Compression and performance

Because JAR extends ZIP compression, common algorithms like DEFLATE affect final file size and decompression speed. Tools and options such as store mode, compression level, and pre-compression impact startup latency, particularly for large monolithic “fat” or “uber” JARs produced by frameworks like Spring Boot or packaging utilities like One-JAR. Techniques to reduce overhead include modularizing code with Java Platform Module System, using native image compilation from projects like GraalVM to produce ahead-of-time artifacts, and serving content via HTTP/2 or CDN infrastructure such as Cloudflare or Akamai to reduce distribution time. Profilers and benchmarking tools like JMH help quantify performance trade-offs introduced by packaging strategies.

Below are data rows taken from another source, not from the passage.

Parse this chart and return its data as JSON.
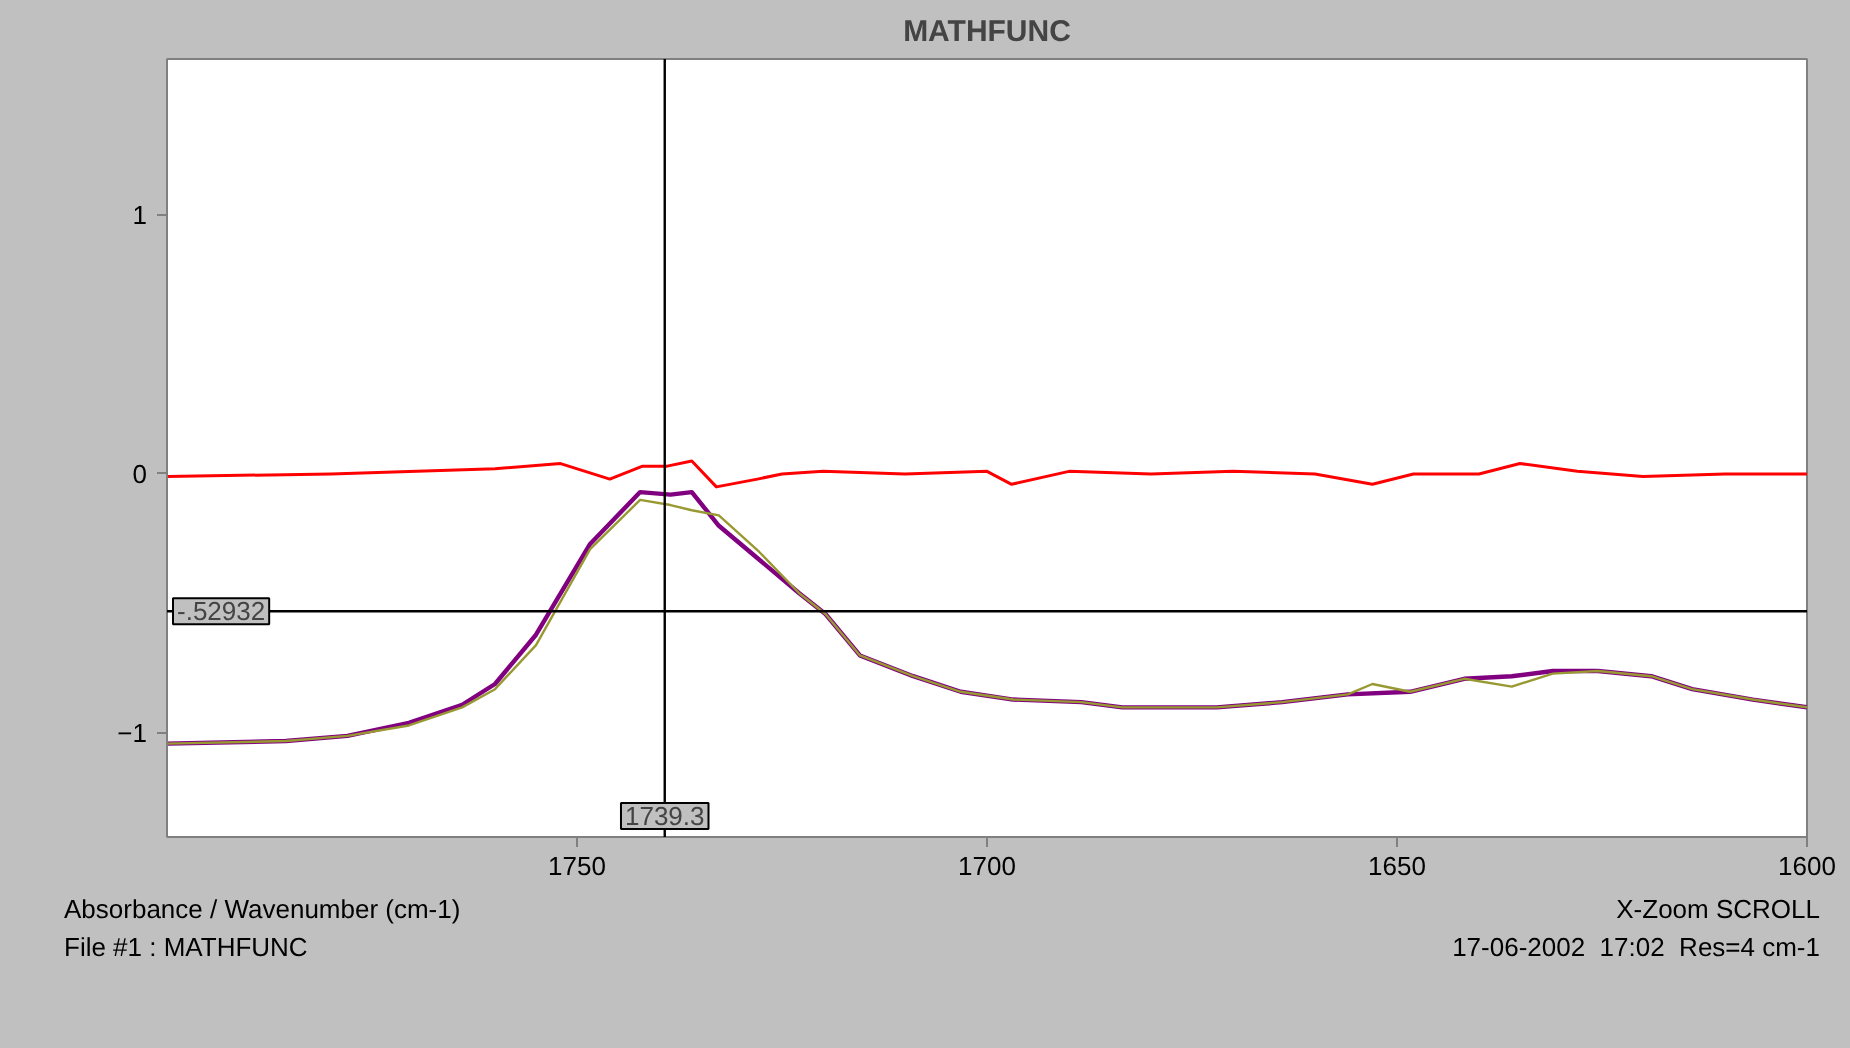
{
  "chart_data": {
    "type": "line",
    "title": "MATHFUNC",
    "xlabel": "Absorbance / Wavenumber (cm-1)",
    "annotations": [
      "X-Zoom SCROLL",
      "File #1 : MATHFUNC",
      "17-06-2002  17:02  Res=4 cm-1"
    ],
    "xlim": [
      1800,
      1600
    ],
    "xticks": [
      1750,
      1700,
      1650,
      1600
    ],
    "ylim": [
      -1.4,
      1.6
    ],
    "yticks": [
      -1,
      0,
      1
    ],
    "grid": false,
    "marker": "none",
    "line_style": "solid",
    "ref_lines": [
      {
        "axis": "x",
        "value": 1739.3,
        "label": "1739.3",
        "color": "#000000"
      },
      {
        "axis": "y",
        "value": -0.52932,
        "label": "-.52932",
        "color": "#000000"
      }
    ],
    "series": [
      {
        "color": "#ff0000",
        "x": [
          1800,
          1780,
          1760,
          1752,
          1746,
          1742,
          1739,
          1736,
          1733,
          1728,
          1725,
          1720,
          1710,
          1700,
          1697,
          1690,
          1680,
          1670,
          1660,
          1653,
          1648,
          1640,
          1635,
          1628,
          1620,
          1610,
          1600
        ],
        "values": [
          -0.01,
          0.0,
          0.02,
          0.04,
          -0.02,
          0.03,
          0.03,
          0.05,
          -0.05,
          -0.02,
          0.0,
          0.01,
          0.0,
          0.01,
          -0.04,
          0.01,
          0.0,
          0.01,
          0.0,
          -0.04,
          0.0,
          0.0,
          0.04,
          0.01,
          -0.01,
          0.0,
          0.0
        ]
      },
      {
        "color": "#800080",
        "x": [
          1800,
          1785.5,
          1778,
          1770.5,
          1764,
          1760,
          1755,
          1748.4,
          1742.3,
          1738.6,
          1736,
          1732.7,
          1727.8,
          1722.9,
          1719.7,
          1715.5,
          1709,
          1703.2,
          1696.8,
          1688.5,
          1683.5,
          1672,
          1664,
          1656,
          1648.4,
          1641.8,
          1636,
          1631,
          1625.5,
          1619,
          1614,
          1606.6,
          1600
        ],
        "values": [
          -1.04,
          -1.03,
          -1.01,
          -0.96,
          -0.89,
          -0.81,
          -0.62,
          -0.27,
          -0.07,
          -0.08,
          -0.07,
          -0.2,
          -0.33,
          -0.46,
          -0.54,
          -0.7,
          -0.78,
          -0.84,
          -0.87,
          -0.88,
          -0.9,
          -0.9,
          -0.88,
          -0.85,
          -0.84,
          -0.79,
          -0.78,
          -0.76,
          -0.76,
          -0.78,
          -0.83,
          -0.87,
          -0.9
        ]
      },
      {
        "color": "#999933",
        "x": [
          1800,
          1785.5,
          1778,
          1770.5,
          1764,
          1760,
          1755,
          1748.4,
          1742.3,
          1738.6,
          1736,
          1732.7,
          1727.8,
          1722.9,
          1719.7,
          1715.5,
          1709,
          1703.2,
          1696.8,
          1688.5,
          1683.5,
          1672,
          1664,
          1656,
          1653,
          1648.4,
          1641.8,
          1636,
          1631,
          1625.5,
          1619,
          1614,
          1606.6,
          1600
        ],
        "values": [
          -1.04,
          -1.03,
          -1.01,
          -0.97,
          -0.9,
          -0.83,
          -0.66,
          -0.29,
          -0.1,
          -0.12,
          -0.14,
          -0.16,
          -0.3,
          -0.46,
          -0.54,
          -0.7,
          -0.78,
          -0.84,
          -0.87,
          -0.88,
          -0.9,
          -0.9,
          -0.88,
          -0.85,
          -0.81,
          -0.84,
          -0.79,
          -0.82,
          -0.77,
          -0.76,
          -0.78,
          -0.83,
          -0.87,
          -0.9
        ]
      }
    ]
  }
}
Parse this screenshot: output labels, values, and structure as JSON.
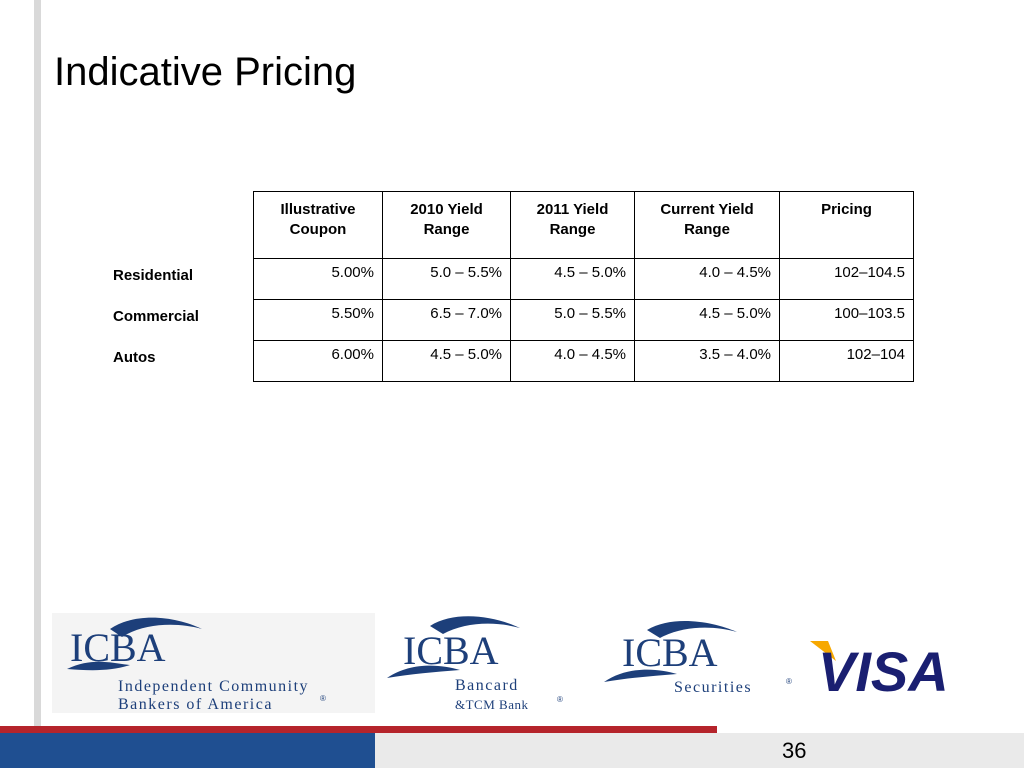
{
  "slide": {
    "title": "Indicative Pricing",
    "page_number": "36"
  },
  "table": {
    "headers": [
      [
        "Illustrative",
        "Coupon"
      ],
      [
        "2010 Yield",
        "Range"
      ],
      [
        "2011 Yield",
        "Range"
      ],
      [
        "Current Yield",
        "Range"
      ],
      [
        "Pricing",
        ""
      ]
    ],
    "rows": [
      {
        "label": "Residential",
        "cells": [
          "5.00%",
          "5.0 – 5.5%",
          "4.5 – 5.0%",
          "4.0 – 4.5%",
          "102–104.5"
        ]
      },
      {
        "label": "Commercial",
        "cells": [
          "5.50%",
          "6.5 – 7.0%",
          "5.0 – 5.5%",
          "4.5 – 5.0%",
          "100–103.5"
        ]
      },
      {
        "label": "Autos",
        "cells": [
          "6.00%",
          "4.5 – 5.0%",
          "4.0 – 4.5%",
          "3.5 – 4.0%",
          "102–104"
        ]
      }
    ]
  },
  "logos": {
    "icba": {
      "mark": "ICBA",
      "line1": "Independent Community",
      "line2": "Bankers of America",
      "registered": "®"
    },
    "bancard": {
      "mark": "ICBA",
      "line1": "Bancard",
      "line2": "&TCM Bank",
      "registered": "®"
    },
    "securities": {
      "mark": "ICBA",
      "line1": "Securities",
      "registered": "®"
    },
    "visa": {
      "mark": "VISA"
    }
  },
  "colors": {
    "footer_blue": "#1f4f91",
    "footer_red": "#b5242b",
    "logo_navy": "#1d3f7a",
    "visa_blue": "#1a1f71",
    "visa_gold": "#f7a800"
  }
}
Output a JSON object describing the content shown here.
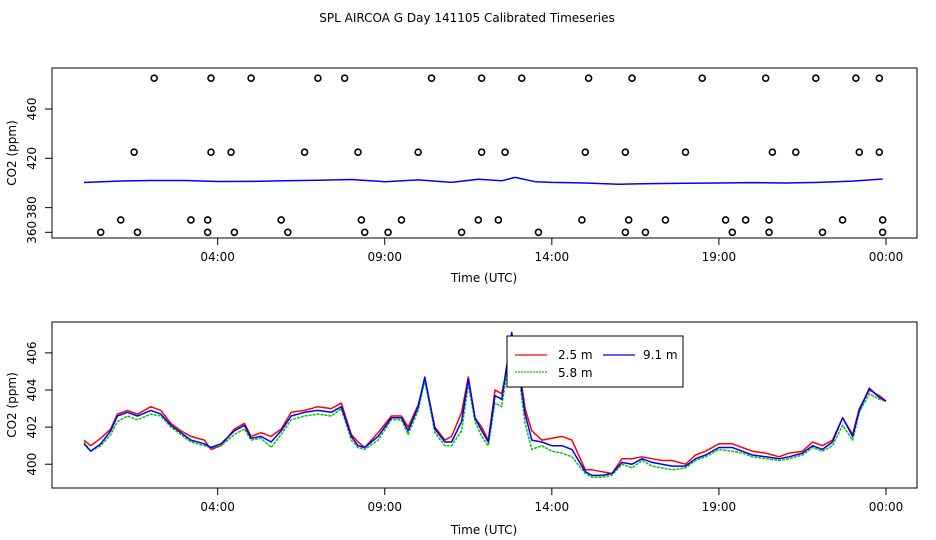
{
  "title": "SPL AIRCOA G  Day 141105  Calibrated Timeseries",
  "chart_data": [
    {
      "type": "line",
      "panel": "top",
      "xlabel": "Time (UTC)",
      "ylabel": "CO2 (ppm)",
      "xlim": [
        0,
        24
      ],
      "ylim": [
        357,
        490
      ],
      "x_ticks": [
        {
          "value": 4,
          "label": "04:00"
        },
        {
          "value": 9,
          "label": "09:00"
        },
        {
          "value": 14,
          "label": "14:00"
        },
        {
          "value": 19,
          "label": "19:00"
        },
        {
          "value": 24,
          "label": "00:00"
        }
      ],
      "y_ticks": [
        {
          "value": 360,
          "label": "360"
        },
        {
          "value": 380,
          "label": "380"
        },
        {
          "value": 420,
          "label": "420"
        },
        {
          "value": 460,
          "label": "460"
        }
      ],
      "series": [
        {
          "name": "mean",
          "color": "#0000ff",
          "x": [
            0,
            1,
            2,
            3,
            4,
            5,
            6,
            7,
            8,
            9,
            10,
            11,
            11.8,
            12.5,
            12.9,
            13.5,
            14,
            15,
            16,
            17,
            18,
            19,
            20,
            21,
            22,
            23,
            23.9
          ],
          "y": [
            400.4,
            401.5,
            402,
            402,
            401.2,
            401.3,
            401.8,
            402.2,
            402.8,
            401,
            402.5,
            400.5,
            403,
            401.8,
            404.5,
            401,
            400.5,
            400,
            399,
            399.5,
            399.8,
            400,
            400.3,
            400,
            400.5,
            401.5,
            403.2
          ]
        }
      ],
      "calibration_points": [
        {
          "x": 0.5,
          "y": 360
        },
        {
          "x": 1.6,
          "y": 360
        },
        {
          "x": 3.7,
          "y": 360
        },
        {
          "x": 4.5,
          "y": 360
        },
        {
          "x": 6.1,
          "y": 360
        },
        {
          "x": 8.4,
          "y": 360
        },
        {
          "x": 9.1,
          "y": 360
        },
        {
          "x": 11.3,
          "y": 360
        },
        {
          "x": 13.6,
          "y": 360
        },
        {
          "x": 16.2,
          "y": 360
        },
        {
          "x": 16.8,
          "y": 360
        },
        {
          "x": 19.4,
          "y": 360
        },
        {
          "x": 20.5,
          "y": 360
        },
        {
          "x": 22.1,
          "y": 360
        },
        {
          "x": 23.9,
          "y": 360
        },
        {
          "x": 1.1,
          "y": 370
        },
        {
          "x": 3.2,
          "y": 370
        },
        {
          "x": 3.7,
          "y": 370
        },
        {
          "x": 5.9,
          "y": 370
        },
        {
          "x": 8.3,
          "y": 370
        },
        {
          "x": 9.5,
          "y": 370
        },
        {
          "x": 11.8,
          "y": 370
        },
        {
          "x": 12.4,
          "y": 370
        },
        {
          "x": 14.9,
          "y": 370
        },
        {
          "x": 16.3,
          "y": 370
        },
        {
          "x": 17.4,
          "y": 370
        },
        {
          "x": 19.2,
          "y": 370
        },
        {
          "x": 19.8,
          "y": 370
        },
        {
          "x": 20.5,
          "y": 370
        },
        {
          "x": 22.7,
          "y": 370
        },
        {
          "x": 23.9,
          "y": 370
        },
        {
          "x": 1.5,
          "y": 425
        },
        {
          "x": 3.8,
          "y": 425
        },
        {
          "x": 4.4,
          "y": 425
        },
        {
          "x": 6.6,
          "y": 425
        },
        {
          "x": 8.2,
          "y": 425
        },
        {
          "x": 10.0,
          "y": 425
        },
        {
          "x": 11.9,
          "y": 425
        },
        {
          "x": 12.6,
          "y": 425
        },
        {
          "x": 15.0,
          "y": 425
        },
        {
          "x": 16.2,
          "y": 425
        },
        {
          "x": 18.0,
          "y": 425
        },
        {
          "x": 20.6,
          "y": 425
        },
        {
          "x": 21.3,
          "y": 425
        },
        {
          "x": 23.2,
          "y": 425
        },
        {
          "x": 23.8,
          "y": 425
        },
        {
          "x": 2.1,
          "y": 485
        },
        {
          "x": 3.8,
          "y": 485
        },
        {
          "x": 5.0,
          "y": 485
        },
        {
          "x": 7.0,
          "y": 485
        },
        {
          "x": 7.8,
          "y": 485
        },
        {
          "x": 10.4,
          "y": 485
        },
        {
          "x": 11.9,
          "y": 485
        },
        {
          "x": 13.1,
          "y": 485
        },
        {
          "x": 15.1,
          "y": 485
        },
        {
          "x": 16.4,
          "y": 485
        },
        {
          "x": 18.5,
          "y": 485
        },
        {
          "x": 20.4,
          "y": 485
        },
        {
          "x": 21.9,
          "y": 485
        },
        {
          "x": 23.1,
          "y": 485
        },
        {
          "x": 23.8,
          "y": 485
        }
      ]
    },
    {
      "type": "line",
      "panel": "bottom",
      "xlabel": "Time (UTC)",
      "ylabel": "CO2 (ppm)",
      "xlim": [
        0,
        24
      ],
      "ylim": [
        399.15,
        407.45
      ],
      "x_ticks": [
        {
          "value": 4,
          "label": "04:00"
        },
        {
          "value": 9,
          "label": "09:00"
        },
        {
          "value": 14,
          "label": "14:00"
        },
        {
          "value": 19,
          "label": "19:00"
        },
        {
          "value": 24,
          "label": "00:00"
        }
      ],
      "y_ticks": [
        {
          "value": 400,
          "label": "400"
        },
        {
          "value": 402,
          "label": "402"
        },
        {
          "value": 404,
          "label": "404"
        },
        {
          "value": 406,
          "label": "406"
        }
      ],
      "legend_position": "top-center",
      "series": [
        {
          "name": "2.5 m",
          "color": "#ff0000",
          "x": [
            0,
            0.2,
            0.5,
            0.8,
            1.0,
            1.3,
            1.6,
            2.0,
            2.3,
            2.6,
            2.9,
            3.2,
            3.6,
            3.8,
            4.1,
            4.5,
            4.8,
            5.0,
            5.3,
            5.6,
            5.9,
            6.2,
            6.6,
            7.0,
            7.4,
            7.7,
            8.0,
            8.2,
            8.4,
            8.8,
            9.2,
            9.5,
            9.7,
            10.0,
            10.2,
            10.5,
            10.8,
            11.0,
            11.3,
            11.5,
            11.7,
            11.9,
            12.1,
            12.3,
            12.5,
            12.8,
            13.0,
            13.2,
            13.4,
            13.7,
            14.0,
            14.3,
            14.6,
            15.0,
            15.2,
            15.5,
            15.8,
            16.1,
            16.4,
            16.7,
            17.0,
            17.3,
            17.6,
            18.0,
            18.3,
            18.6,
            19.0,
            19.4,
            19.7,
            20.0,
            20.4,
            20.8,
            21.1,
            21.5,
            21.8,
            22.1,
            22.4,
            22.7,
            23.0,
            23.2,
            23.5,
            23.8,
            24.0
          ],
          "y": [
            401.3,
            401.0,
            401.4,
            401.9,
            402.7,
            402.9,
            402.7,
            403.1,
            402.9,
            402.2,
            401.8,
            401.5,
            401.3,
            400.8,
            401.0,
            401.9,
            402.2,
            401.5,
            401.7,
            401.5,
            401.9,
            402.8,
            402.9,
            403.1,
            403.0,
            403.3,
            401.6,
            401.2,
            400.9,
            401.7,
            402.6,
            402.6,
            402.0,
            403.2,
            404.6,
            402.0,
            401.3,
            401.5,
            402.8,
            404.7,
            402.5,
            402.0,
            401.3,
            404.0,
            403.8,
            406.4,
            405.5,
            403.0,
            401.8,
            401.3,
            401.4,
            401.5,
            401.3,
            399.7,
            399.7,
            399.6,
            399.5,
            400.3,
            400.3,
            400.4,
            400.3,
            400.2,
            400.2,
            400.0,
            400.5,
            400.7,
            401.1,
            401.1,
            400.9,
            400.7,
            400.6,
            400.4,
            400.6,
            400.7,
            401.2,
            401.0,
            401.3,
            402.5,
            401.6,
            403.0,
            404.0,
            403.7,
            403.4
          ]
        },
        {
          "name": "5.8 m",
          "color": "#00cc00",
          "x": [
            0,
            0.2,
            0.5,
            0.8,
            1.0,
            1.3,
            1.6,
            2.0,
            2.3,
            2.6,
            2.9,
            3.2,
            3.6,
            3.8,
            4.1,
            4.5,
            4.8,
            5.0,
            5.3,
            5.6,
            5.9,
            6.2,
            6.6,
            7.0,
            7.4,
            7.7,
            8.0,
            8.2,
            8.4,
            8.8,
            9.2,
            9.5,
            9.7,
            10.0,
            10.2,
            10.5,
            10.8,
            11.0,
            11.3,
            11.5,
            11.7,
            11.9,
            12.1,
            12.3,
            12.5,
            12.8,
            13.0,
            13.2,
            13.4,
            13.7,
            14.0,
            14.3,
            14.6,
            15.0,
            15.2,
            15.5,
            15.8,
            16.1,
            16.4,
            16.7,
            17.0,
            17.3,
            17.6,
            18.0,
            18.3,
            18.6,
            19.0,
            19.4,
            19.7,
            20.0,
            20.4,
            20.8,
            21.1,
            21.5,
            21.8,
            22.1,
            22.4,
            22.7,
            23.0,
            23.2,
            23.5,
            23.8,
            24.0
          ],
          "y": [
            401.2,
            400.7,
            401.0,
            401.6,
            402.3,
            402.6,
            402.4,
            402.7,
            402.6,
            402.0,
            401.6,
            401.2,
            401.0,
            400.9,
            401.0,
            401.6,
            401.9,
            401.3,
            401.4,
            400.9,
            401.6,
            402.4,
            402.6,
            402.7,
            402.6,
            403.0,
            401.3,
            400.9,
            400.8,
            401.3,
            402.4,
            402.4,
            401.6,
            402.9,
            404.5,
            401.7,
            401.0,
            401.0,
            401.8,
            404.3,
            402.3,
            401.5,
            401.0,
            403.3,
            403.1,
            406.6,
            405.0,
            402.2,
            400.8,
            401.0,
            400.7,
            400.6,
            400.4,
            399.5,
            399.3,
            399.3,
            399.4,
            400.0,
            399.8,
            400.2,
            399.9,
            399.8,
            399.7,
            399.8,
            400.2,
            400.4,
            400.8,
            400.7,
            400.6,
            400.4,
            400.3,
            400.2,
            400.3,
            400.5,
            400.9,
            400.7,
            401.0,
            402.1,
            401.3,
            402.8,
            403.8,
            403.5,
            403.4
          ]
        },
        {
          "name": "9.1 m",
          "color": "#0000ff",
          "x": [
            0,
            0.2,
            0.5,
            0.8,
            1.0,
            1.3,
            1.6,
            2.0,
            2.3,
            2.6,
            2.9,
            3.2,
            3.6,
            3.8,
            4.1,
            4.5,
            4.8,
            5.0,
            5.3,
            5.6,
            5.9,
            6.2,
            6.6,
            7.0,
            7.4,
            7.7,
            8.0,
            8.2,
            8.4,
            8.8,
            9.2,
            9.5,
            9.7,
            10.0,
            10.2,
            10.5,
            10.8,
            11.0,
            11.3,
            11.5,
            11.7,
            11.9,
            12.1,
            12.3,
            12.5,
            12.8,
            13.0,
            13.2,
            13.4,
            13.7,
            14.0,
            14.3,
            14.6,
            15.0,
            15.2,
            15.5,
            15.8,
            16.1,
            16.4,
            16.7,
            17.0,
            17.3,
            17.6,
            18.0,
            18.3,
            18.6,
            19.0,
            19.4,
            19.7,
            20.0,
            20.4,
            20.8,
            21.1,
            21.5,
            21.8,
            22.1,
            22.4,
            22.7,
            23.0,
            23.2,
            23.5,
            23.8,
            24.0
          ],
          "y": [
            401.1,
            400.7,
            401.1,
            401.8,
            402.6,
            402.8,
            402.6,
            402.9,
            402.7,
            402.1,
            401.7,
            401.3,
            401.1,
            400.9,
            401.1,
            401.8,
            402.1,
            401.4,
            401.5,
            401.2,
            401.8,
            402.6,
            402.8,
            402.9,
            402.8,
            403.1,
            401.5,
            401.0,
            400.9,
            401.5,
            402.5,
            402.5,
            401.8,
            403.1,
            404.7,
            401.9,
            401.2,
            401.2,
            402.3,
            404.6,
            402.5,
            401.8,
            401.2,
            403.7,
            403.5,
            407.1,
            405.3,
            402.7,
            401.3,
            401.2,
            401.0,
            401.0,
            400.8,
            399.6,
            399.4,
            399.4,
            399.5,
            400.1,
            400.0,
            400.3,
            400.1,
            400.0,
            399.9,
            399.9,
            400.3,
            400.5,
            400.9,
            400.9,
            400.7,
            400.5,
            400.4,
            400.3,
            400.4,
            400.6,
            401.0,
            400.8,
            401.2,
            402.5,
            401.5,
            402.9,
            404.1,
            403.6,
            403.4
          ]
        }
      ]
    }
  ]
}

Compatibility and variants

Over time, variants and related formats emerged: executable WAR and EAR archives used by Java EE servers, shaded JARs that relocate packages via tools like the Maven Shade Plugin, and self-executable JARs wrapped with native launchers like those from Launch4j or jpackage introduced in recent OpenJDK toolchains. Backward compatibility is managed across Java SE releases, module system constraints, and classloader behavior in frameworks like OSGi and Apache Felix. Distribution ecosystems such as Maven Central and container platforms like Docker influence how JARs are versioned, scoped, and deployed in modern microservice architectures.